Large Language Models (LLM)
How to log your model schema for LLM use cases
This model type is currently in early release. Please contact [email protected] for access
LLM Use Cases | Expected Fields | Evaluation Metrics |
---|---|---|
LLM Summarization | *prediction label, actual label, prediction score, actual score | bleu_scores, rouge_scores, bert_scores, Arize Evaluation Metric* |
LLM Question Answering (QA) | *prediction label, actual label, prediction score, actual score | bleu_scores, rouge_scores, bert_scores, Arize Evaluation Metric* |
*Arize generates an Evaluation Score based on a query to evaluate your LLM performance
The
EmbeddingColumnNames
class constructs your embedding objects. You can log them into the platform using a dictionary that maps the embedding feature names to the embedding objects.

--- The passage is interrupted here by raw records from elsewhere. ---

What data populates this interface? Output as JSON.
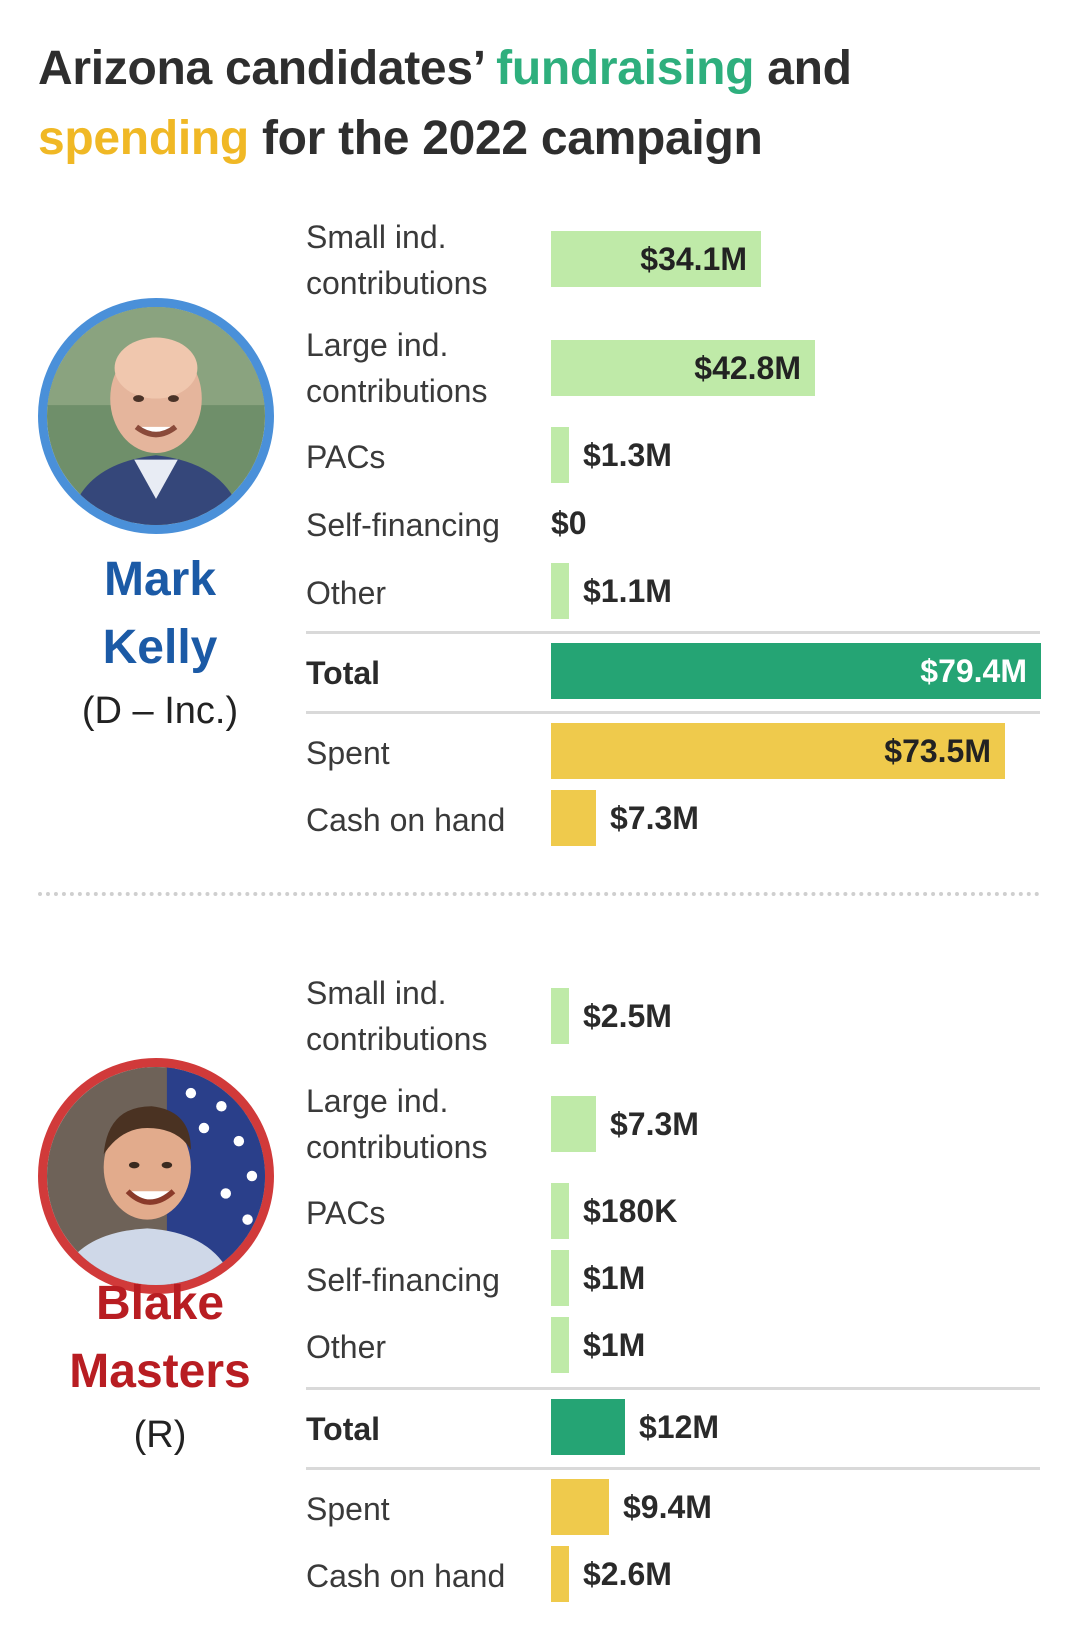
{
  "title": {
    "part1": "Arizona candidates’ ",
    "highlight1": "fundraising",
    "part2": " and",
    "highlight2": "spending",
    "part3": " for the 2022 campaign"
  },
  "colors": {
    "fundraising_bar": "#bfeaa8",
    "total_bar": "#25a474",
    "spending_bar": "#efca4c",
    "democrat": "#1b5aa6",
    "republican": "#b81d22"
  },
  "chart_data": {
    "type": "bar",
    "title": "Arizona candidates’ fundraising and spending for the 2022 campaign",
    "unit": "USD millions",
    "categories": [
      "Small ind. contributions",
      "Large ind. contributions",
      "PACs",
      "Self-financing",
      "Other",
      "Total",
      "Spent",
      "Cash on hand"
    ],
    "series": [
      {
        "name": "Mark Kelly",
        "party": "(D – Inc.)",
        "values": [
          34.1,
          42.8,
          1.3,
          0,
          1.1,
          79.4,
          73.5,
          7.3
        ],
        "labels": [
          "$34.1M",
          "$42.8M",
          "$1.3M",
          "$0",
          "$1.1M",
          "$79.4M",
          "$73.5M",
          "$7.3M"
        ]
      },
      {
        "name": "Blake Masters",
        "party": "(R)",
        "values": [
          2.5,
          7.3,
          0.18,
          1,
          1,
          12,
          9.4,
          2.6
        ],
        "labels": [
          "$2.5M",
          "$7.3M",
          "$180K",
          "$1M",
          "$1M",
          "$12M",
          "$9.4M",
          "$2.6M"
        ]
      }
    ],
    "xlabel": "",
    "ylabel": "",
    "xlim": [
      0,
      79.4
    ]
  },
  "candidates": [
    {
      "first": "Mark",
      "last": "Kelly",
      "party": "(D – Inc.)",
      "rows": [
        {
          "label": "Small ind.",
          "label2": "contributions",
          "value": "$34.1M"
        },
        {
          "label": "Large ind.",
          "label2": "contributions",
          "value": "$42.8M"
        },
        {
          "label": "PACs",
          "value": "$1.3M"
        },
        {
          "label": "Self-financing",
          "value": "$0"
        },
        {
          "label": "Other",
          "value": "$1.1M"
        },
        {
          "label": "Total",
          "value": "$79.4M"
        },
        {
          "label": "Spent",
          "value": "$73.5M"
        },
        {
          "label": "Cash on hand",
          "value": "$7.3M"
        }
      ]
    },
    {
      "first": "Blake",
      "last": "Masters",
      "party": "(R)",
      "rows": [
        {
          "label": "Small ind.",
          "label2": "contributions",
          "value": "$2.5M"
        },
        {
          "label": "Large ind.",
          "label2": "contributions",
          "value": "$7.3M"
        },
        {
          "label": "PACs",
          "value": "$180K"
        },
        {
          "label": "Self-financing",
          "value": "$1M"
        },
        {
          "label": "Other",
          "value": "$1M"
        },
        {
          "label": "Total",
          "value": "$12M"
        },
        {
          "label": "Spent",
          "value": "$9.4M"
        },
        {
          "label": "Cash on hand",
          "value": "$2.6M"
        }
      ]
    }
  ]
}
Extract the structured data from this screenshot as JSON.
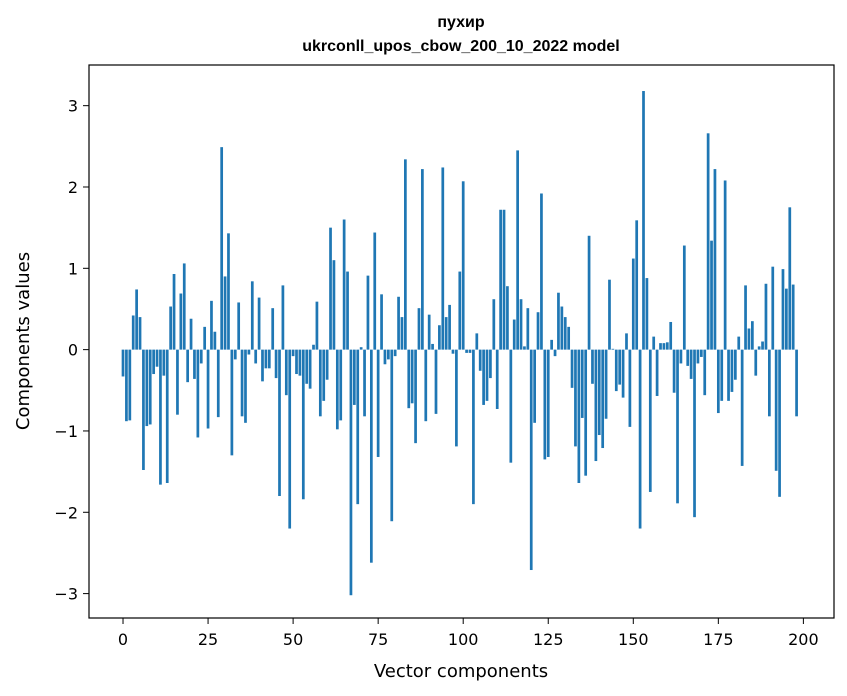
{
  "chart_data": {
    "type": "bar",
    "title": "пухир",
    "subtitle": "ukrconll_upos_cbow_200_10_2022 model",
    "xlabel": "Vector components",
    "ylabel": "Components values",
    "xlim": [
      -10,
      209
    ],
    "ylim": [
      -3.3,
      3.5
    ],
    "xticks": [
      0,
      25,
      50,
      75,
      100,
      125,
      150,
      175,
      200
    ],
    "yticks": [
      -3,
      -2,
      -1,
      0,
      1,
      2,
      3
    ],
    "ytick_labels": [
      "−3",
      "−2",
      "−1",
      "0",
      "1",
      "2",
      "3"
    ],
    "bar_color": "#1f77b4",
    "grid": false,
    "values": [
      -0.33,
      -0.88,
      -0.87,
      0.42,
      0.74,
      0.4,
      -1.48,
      -0.94,
      -0.92,
      -0.3,
      -0.21,
      -1.66,
      -0.32,
      -1.64,
      0.53,
      0.93,
      -0.8,
      0.69,
      1.06,
      -0.4,
      0.38,
      -0.36,
      -1.08,
      -0.17,
      0.28,
      -0.97,
      0.6,
      0.22,
      -0.83,
      2.49,
      0.9,
      1.43,
      -1.3,
      -0.12,
      0.58,
      -0.82,
      -0.9,
      -0.06,
      0.84,
      -0.17,
      0.64,
      -0.39,
      -0.23,
      -0.23,
      0.51,
      -0.35,
      -1.8,
      0.79,
      -0.56,
      -2.2,
      -0.08,
      -0.3,
      -0.32,
      -1.84,
      -0.42,
      -0.48,
      0.06,
      0.59,
      -0.82,
      -0.63,
      -0.37,
      1.5,
      1.1,
      -0.98,
      -0.87,
      1.6,
      0.96,
      -3.02,
      -0.68,
      -1.9,
      0.03,
      -0.82,
      0.91,
      -2.62,
      1.44,
      -1.32,
      0.68,
      -0.18,
      -0.12,
      -2.11,
      -0.08,
      0.65,
      0.4,
      2.34,
      -0.72,
      -0.66,
      -1.15,
      0.51,
      2.22,
      -0.88,
      0.43,
      0.07,
      -0.79,
      0.3,
      2.24,
      0.4,
      0.55,
      -0.05,
      -1.19,
      0.96,
      2.07,
      -0.04,
      -0.04,
      -1.9,
      0.2,
      -0.26,
      -0.68,
      -0.63,
      -0.35,
      0.62,
      -0.73,
      1.72,
      1.72,
      0.78,
      -1.39,
      0.37,
      2.45,
      0.62,
      0.04,
      0.51,
      -2.71,
      -0.9,
      0.46,
      1.92,
      -1.35,
      -1.32,
      0.12,
      -0.08,
      0.7,
      0.53,
      0.4,
      0.28,
      -0.47,
      -1.19,
      -1.64,
      -0.84,
      -1.55,
      1.4,
      -0.42,
      -1.37,
      -1.05,
      -1.21,
      -0.85,
      0.86,
      0.01,
      -0.51,
      -0.43,
      -0.59,
      0.2,
      -0.95,
      1.12,
      1.59,
      -2.2,
      3.18,
      0.88,
      -1.75,
      0.16,
      -0.57,
      0.08,
      0.08,
      0.09,
      0.34,
      -0.53,
      -1.89,
      -0.17,
      1.28,
      -0.2,
      -0.36,
      -2.06,
      -0.17,
      -0.09,
      -0.56,
      2.66,
      1.34,
      2.22,
      -0.78,
      -0.63,
      2.08,
      -0.63,
      -0.52,
      -0.37,
      0.16,
      -1.43,
      0.79,
      0.26,
      0.35,
      -0.32,
      0.04,
      0.1,
      0.81,
      -0.82,
      1.02,
      -1.49,
      -1.81,
      0.99,
      0.75,
      1.75,
      0.8,
      -0.82
    ]
  }
}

See our API reference for more details.Python Pandas
prompt | Text | actual | summary | prediction_vector | prompt_vector | Timestamp |
---|---|---|---|---|---|---|
This is the moment when an angry woman forced ... | | This is the moment when an angry woman forced ... | This is the moment when an angry woman forced ... | [-0.2077837288, -0.3230468631, -0.08706595, -0... | [-0.1104477122, -0.35748869180000004, -0.02833... | 1618590882 |
from arize.pandas.logger import Client, Schema
from arize.utils.types import ModelTypes, Environments, EmbeddingColumnNames
API_KEY = 'ARIZE_API_KEY'
SPACE_KEY = 'YOUR SPACE KEY'
arize_client = Client(space_key=SPACE_KEY, api_key=API_KEY)
feature_column_names=[
"prompt",
"bleu_score",
"rogue_score",
"evaluation_score"
]
# Declare embedding feature columns
embedding_feature_column_names = {
# Dictionary keys will be the name of the embedding feature in the app
"prompt_embedding": EmbeddingColumnNames(
vector_column_name="prompt_vector",
data_column_name="prompt",
),
"prediction_embedding": EmbeddingColumnNames(
vector_column_name="prediction_vector",
data_column_name="summary",
)
}
# Defina the Schema, including embedding information
schema = Schema(
prediction_id_column_name="prediction_id",
timestamp_column_name="prediction_ts",
prediction_label_column_name="summary", # this is generated summary
actual_label_column_name="actual", # reference text, actual summary
feature_column_names=feature_column_names,
embedding_feature_column_names=embedding_feature_column_names,
)
# Log the dataframe with the schema mapping
response = arize_client.log(
model_id="generative-ai-text-summarization-tutorial-v2-cnn",
model_version= "v1",
model_type=ModelTypes.SCORE_CATEGORICAL,
environment=Environments.PRODUCTION,
dataframe=test_dataframe,
schema=schema,
)
Arize supports logging the embedding features associated with the text the model is acting on and the text itself using the
EmbeddingColumnNames
object.{
"embedding_display_name": EmbeddingColumnNames(
vector_column_name="text_vector",
data_column_name="text"
)
}
The embedding
vector
is the dense vector representation of the unstructured input. See here for more information on embeddings and options for generating them. The embedding data
is the raw data associated with the vector. It is the field typically chosen for LLM use-cases since you can introduce both strings (full sentences) or list of strings (token arrays).